Collaborative Continuum Robots: A Survey
Xinyu Li, Qian Tang, Guoxin Yin, Gang Zheng, Jessica Burgner-Kahrs, Cesare Stefanini, Ke Wu
TL;DR
This survey defines three collaboration modes for collaborative continuum robots (CCR): separated, assistance, and parallel, and synthesizes advances across structural design, modeling, motion planning, and control. It highlights the trade-offs between task versatility, load capacity, and system complexity, and discusses how coupling constraints evolve to improve coordination while managing collisions. The authors call for intelligent structural design, physics-informed data-driven modeling, and reinforcement-learning–based planning/control to address current challenges and accelerate deployment in rehabilitation, emergency response, and agriculture. Overall, CCRs promise expanded workspace, higher dexterity, and improved stability over single CRs, aiming for practical real-world impact in complex, dynamic environments.
Abstract
Continuum robots (CRs), owing to their compact structure, inherent compliance, and flexible deformation, have been widely applied in various fields. By coordinating multiple CRs to form collaborative continuum robots (CCRs), task adaptability, workspace, flexibility, load capacity, and operational stability can be further improved, thus offering significant advantages. In recent years, interest in this emerging field has grown steadily within the continuum-robotics community, accompanied by a consistent rise in related publications.
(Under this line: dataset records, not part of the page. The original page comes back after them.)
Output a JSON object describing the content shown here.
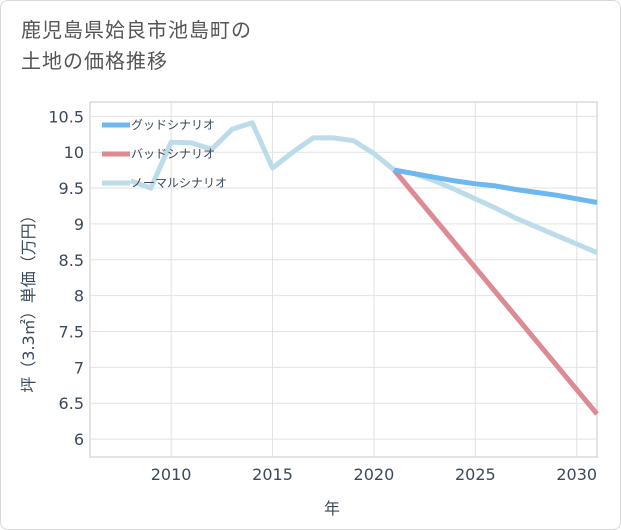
{
  "page": {
    "title_line1": "鹿児島県姶良市池島町の",
    "title_line2": "土地の価格推移"
  },
  "chart_data": {
    "type": "line",
    "title": "鹿児島県姶良市池島町の土地の価格推移",
    "xlabel": "年",
    "ylabel": "坪（3.3㎡）単価（万円）",
    "xlim": [
      2006,
      2031
    ],
    "ylim": [
      5.75,
      10.7
    ],
    "xticks": [
      2010,
      2015,
      2020,
      2025,
      2030
    ],
    "yticks": [
      6,
      6.5,
      7,
      7.5,
      8,
      8.5,
      9,
      9.5,
      10,
      10.5
    ],
    "xtick_labels": [
      "2010",
      "2015",
      "2020",
      "2025",
      "2030"
    ],
    "ytick_labels": [
      "6",
      "6.5",
      "7",
      "7.5",
      "8",
      "8.5",
      "9",
      "9.5",
      "10",
      "10.5"
    ],
    "grid": true,
    "legend_position": "top-left",
    "series": [
      {
        "name": "グッドシナリオ",
        "color": "#6cb8ef",
        "x": [
          2021,
          2022,
          2023,
          2024,
          2025,
          2026,
          2027,
          2028,
          2029,
          2030,
          2031
        ],
        "values": [
          9.75,
          9.7,
          9.65,
          9.6,
          9.56,
          9.53,
          9.48,
          9.44,
          9.4,
          9.35,
          9.3
        ]
      },
      {
        "name": "バッドシナリオ",
        "color": "#dc8a94",
        "x": [
          2021,
          2031
        ],
        "values": [
          9.75,
          6.35
        ]
      },
      {
        "name": "ノーマルシナリオ",
        "color": "#bcdcea",
        "x": [
          2008,
          2009,
          2010,
          2011,
          2012,
          2013,
          2014,
          2015,
          2016,
          2017,
          2018,
          2019,
          2020,
          2021,
          2022,
          2023,
          2024,
          2025,
          2026,
          2027,
          2028,
          2029,
          2030,
          2031
        ],
        "values": [
          9.6,
          9.5,
          10.14,
          10.13,
          10.04,
          10.32,
          10.41,
          9.78,
          10.0,
          10.2,
          10.2,
          10.16,
          9.98,
          9.75,
          9.7,
          9.6,
          9.48,
          9.35,
          9.22,
          9.08,
          8.96,
          8.84,
          8.72,
          8.6
        ]
      }
    ]
  }
}
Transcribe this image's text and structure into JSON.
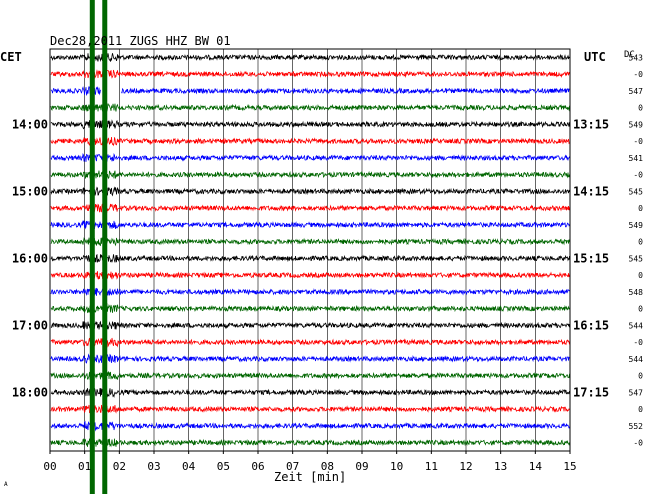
{
  "chart_data": {
    "type": "line",
    "title": "Dec28,2011   ZUGS HHZ BW 01",
    "xlabel": "Zeit [min]",
    "left_axis_label": "CET",
    "right_axis_label": "UTC",
    "dc_label": "DC",
    "xlim": [
      0,
      15
    ],
    "x_ticks": [
      "00",
      "01",
      "02",
      "03",
      "04",
      "05",
      "06",
      "07",
      "08",
      "09",
      "10",
      "11",
      "12",
      "13",
      "14",
      "15"
    ],
    "row_count": 24,
    "trace_colors": [
      "#000000",
      "#ff0000",
      "#0000ff",
      "#006600"
    ],
    "left_hour_labels": [
      {
        "row": 4,
        "text": "14:00"
      },
      {
        "row": 8,
        "text": "15:00"
      },
      {
        "row": 12,
        "text": "16:00"
      },
      {
        "row": 16,
        "text": "17:00"
      },
      {
        "row": 20,
        "text": "18:00"
      }
    ],
    "right_hour_labels": [
      {
        "row": 4,
        "text": "13:15"
      },
      {
        "row": 8,
        "text": "14:15"
      },
      {
        "row": 12,
        "text": "15:15"
      },
      {
        "row": 16,
        "text": "16:15"
      },
      {
        "row": 20,
        "text": "17:15"
      }
    ],
    "dc_values": [
      "543",
      "-0",
      "547",
      "0",
      "549",
      "-0",
      "541",
      "-0",
      "545",
      "0",
      "549",
      "0",
      "545",
      "0",
      "548",
      "0",
      "544",
      "-0",
      "544",
      "0",
      "547",
      "0",
      "552",
      "-0"
    ],
    "data_gap": {
      "row": 2,
      "x_start": 1.47,
      "x_end": 2.05
    },
    "event_markers": [
      {
        "x_min": 1.22,
        "color": "#006600"
      },
      {
        "x_min": 1.58,
        "color": "#006600"
      }
    ],
    "event_zone": {
      "x_start": 0.95,
      "x_end": 1.95
    }
  },
  "corner_mark": "A"
}
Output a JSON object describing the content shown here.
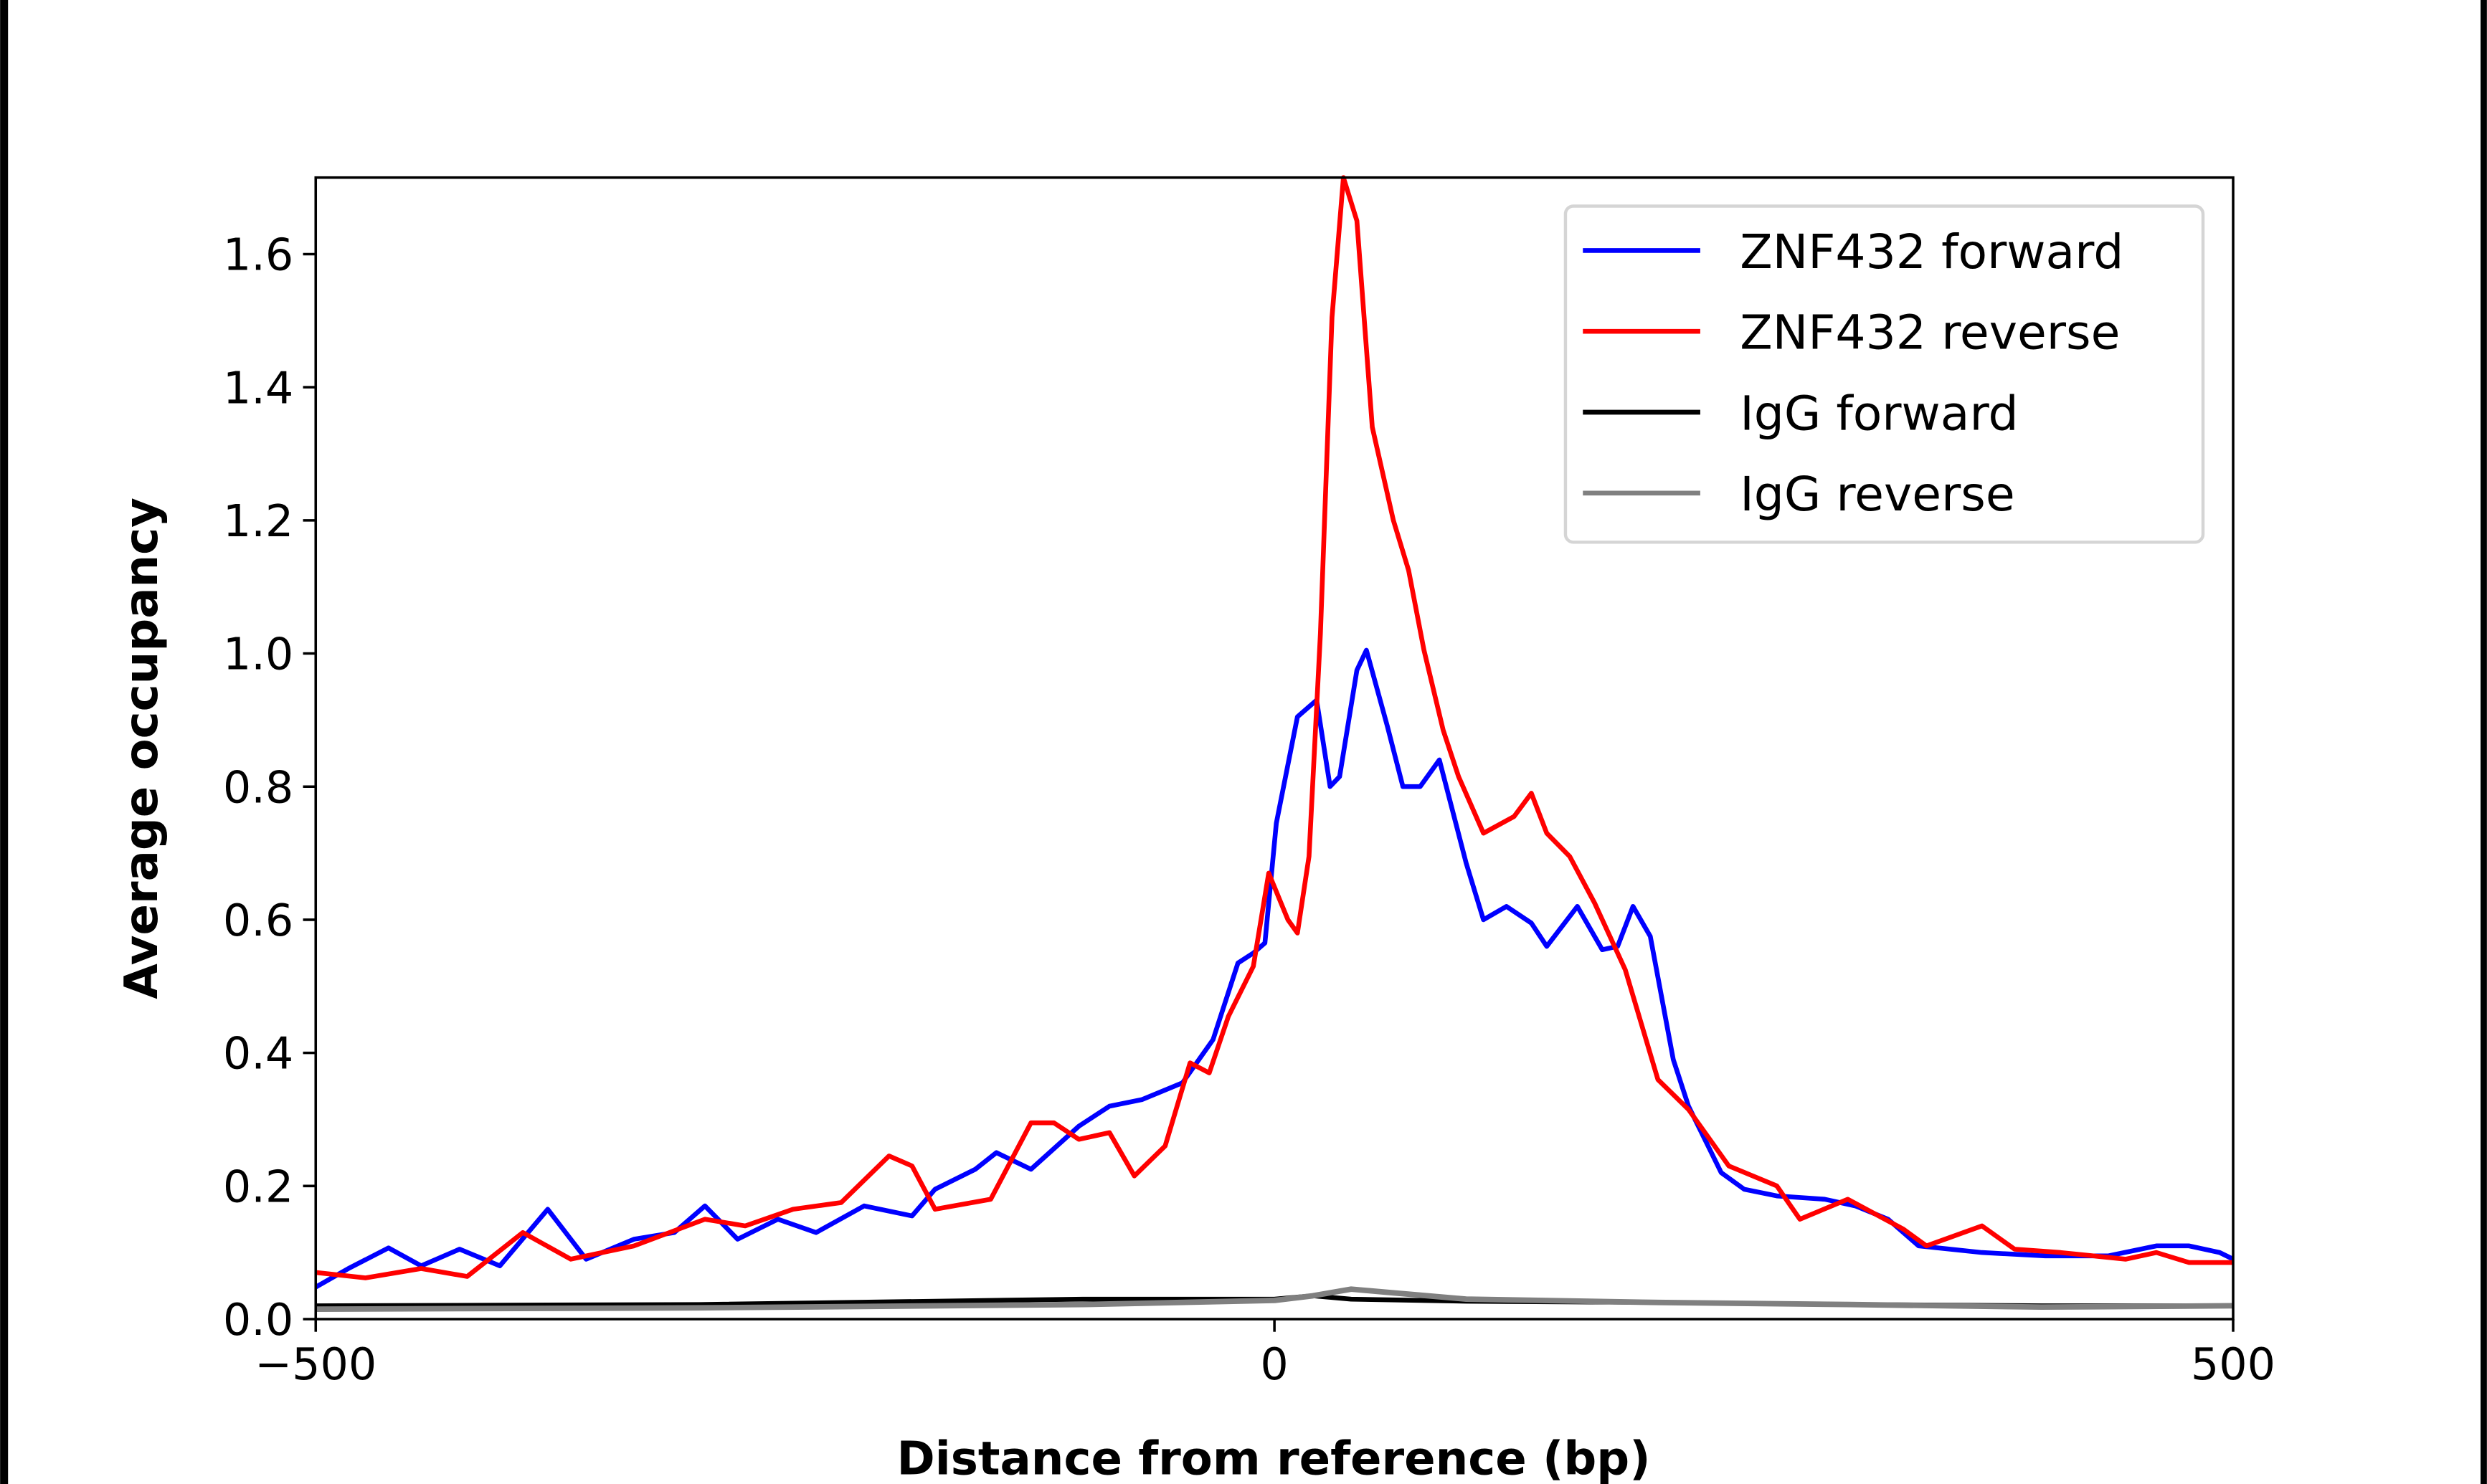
{
  "chart_data": {
    "type": "line",
    "title": "",
    "xlabel": "Distance from reference (bp)",
    "ylabel": "Average occupancy",
    "xlim": [
      -500,
      500
    ],
    "ylim": [
      0,
      1.715
    ],
    "xticks": [
      -500,
      0,
      500
    ],
    "xtick_labels": [
      "−500",
      "0",
      "500"
    ],
    "yticks": [
      0.0,
      0.2,
      0.4,
      0.6,
      0.8,
      1.0,
      1.2,
      1.4,
      1.6
    ],
    "ytick_labels": [
      "0.0",
      "0.2",
      "0.4",
      "0.6",
      "0.8",
      "1.0",
      "1.2",
      "1.4",
      "1.6"
    ],
    "grid": false,
    "legend_position": "top-right",
    "series": [
      {
        "name": "ZNF432 forward",
        "color": "#0000ff",
        "x": [
          -500,
          -483,
          -462,
          -445,
          -425,
          -404,
          -379,
          -359,
          -334,
          -313,
          -297,
          -280,
          -259,
          -239,
          -214,
          -189,
          -177,
          -156,
          -145,
          -127,
          -102,
          -86,
          -69,
          -48,
          -32,
          -19,
          -11,
          -5,
          1,
          12,
          22,
          29,
          34,
          43,
          48,
          59,
          67,
          76,
          86,
          100,
          109,
          121,
          134,
          142,
          158,
          171,
          179,
          187,
          196,
          208,
          216,
          233,
          245,
          262,
          287,
          303,
          320,
          336,
          369,
          402,
          435,
          460,
          477,
          493,
          500
        ],
        "y": [
          0.048,
          0.076,
          0.107,
          0.08,
          0.105,
          0.08,
          0.165,
          0.09,
          0.12,
          0.13,
          0.17,
          0.12,
          0.15,
          0.13,
          0.17,
          0.155,
          0.195,
          0.225,
          0.25,
          0.225,
          0.29,
          0.32,
          0.33,
          0.355,
          0.42,
          0.535,
          0.55,
          0.565,
          0.745,
          0.905,
          0.93,
          0.8,
          0.815,
          0.975,
          1.005,
          0.89,
          0.8,
          0.8,
          0.84,
          0.685,
          0.6,
          0.62,
          0.595,
          0.56,
          0.62,
          0.555,
          0.56,
          0.62,
          0.575,
          0.39,
          0.32,
          0.22,
          0.195,
          0.185,
          0.18,
          0.17,
          0.15,
          0.11,
          0.1,
          0.095,
          0.095,
          0.11,
          0.11,
          0.1,
          0.09
        ]
      },
      {
        "name": "ZNF432 reverse",
        "color": "#ff0000",
        "x": [
          -500,
          -474,
          -445,
          -421,
          -392,
          -367,
          -334,
          -297,
          -276,
          -251,
          -226,
          -201,
          -189,
          -177,
          -148,
          -127,
          -115,
          -102,
          -86,
          -73,
          -57,
          -44,
          -34,
          -24,
          -11,
          -3,
          7,
          12,
          18,
          24,
          30,
          36,
          43,
          51,
          62,
          70,
          78,
          88,
          96,
          109,
          125,
          134,
          142,
          154,
          167,
          183,
          200,
          216,
          237,
          262,
          274,
          299,
          328,
          340,
          369,
          386,
          410,
          444,
          460,
          477,
          500
        ],
        "y": [
          0.07,
          0.062,
          0.076,
          0.064,
          0.13,
          0.09,
          0.11,
          0.15,
          0.14,
          0.165,
          0.175,
          0.245,
          0.23,
          0.165,
          0.18,
          0.295,
          0.295,
          0.27,
          0.28,
          0.215,
          0.26,
          0.385,
          0.37,
          0.455,
          0.53,
          0.67,
          0.6,
          0.58,
          0.695,
          1.03,
          1.505,
          1.715,
          1.65,
          1.34,
          1.2,
          1.125,
          1.005,
          0.885,
          0.815,
          0.73,
          0.755,
          0.79,
          0.73,
          0.695,
          0.625,
          0.525,
          0.36,
          0.315,
          0.23,
          0.2,
          0.15,
          0.18,
          0.135,
          0.11,
          0.14,
          0.105,
          0.1,
          0.09,
          0.1,
          0.085,
          0.085
        ]
      },
      {
        "name": "IgG forward",
        "color": "#000000",
        "x": [
          -500,
          -300,
          -100,
          0,
          20,
          40,
          100,
          200,
          300,
          400,
          500
        ],
        "y": [
          0.02,
          0.022,
          0.03,
          0.03,
          0.035,
          0.03,
          0.027,
          0.025,
          0.022,
          0.02,
          0.02
        ]
      },
      {
        "name": "IgG reverse",
        "color": "#808080",
        "x": [
          -500,
          -300,
          -100,
          0,
          20,
          40,
          60,
          100,
          200,
          300,
          400,
          500
        ],
        "y": [
          0.015,
          0.017,
          0.022,
          0.028,
          0.035,
          0.045,
          0.04,
          0.03,
          0.025,
          0.022,
          0.018,
          0.02
        ]
      }
    ]
  }
}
By presenting a comprehensive overview of recent progress from different system-architecture levels, this survey provides a clear framework for research on CCRs. First, CCRs are classified into the three collaboration modes of separated collaboration, assistance collaboration, and parallel collaboration, with definitions provided. Next, advances in structural design, modeling, motion planning, and control for each mode are systematically summarized. Finally, current challenges and future opportunities for CCRs are discussed.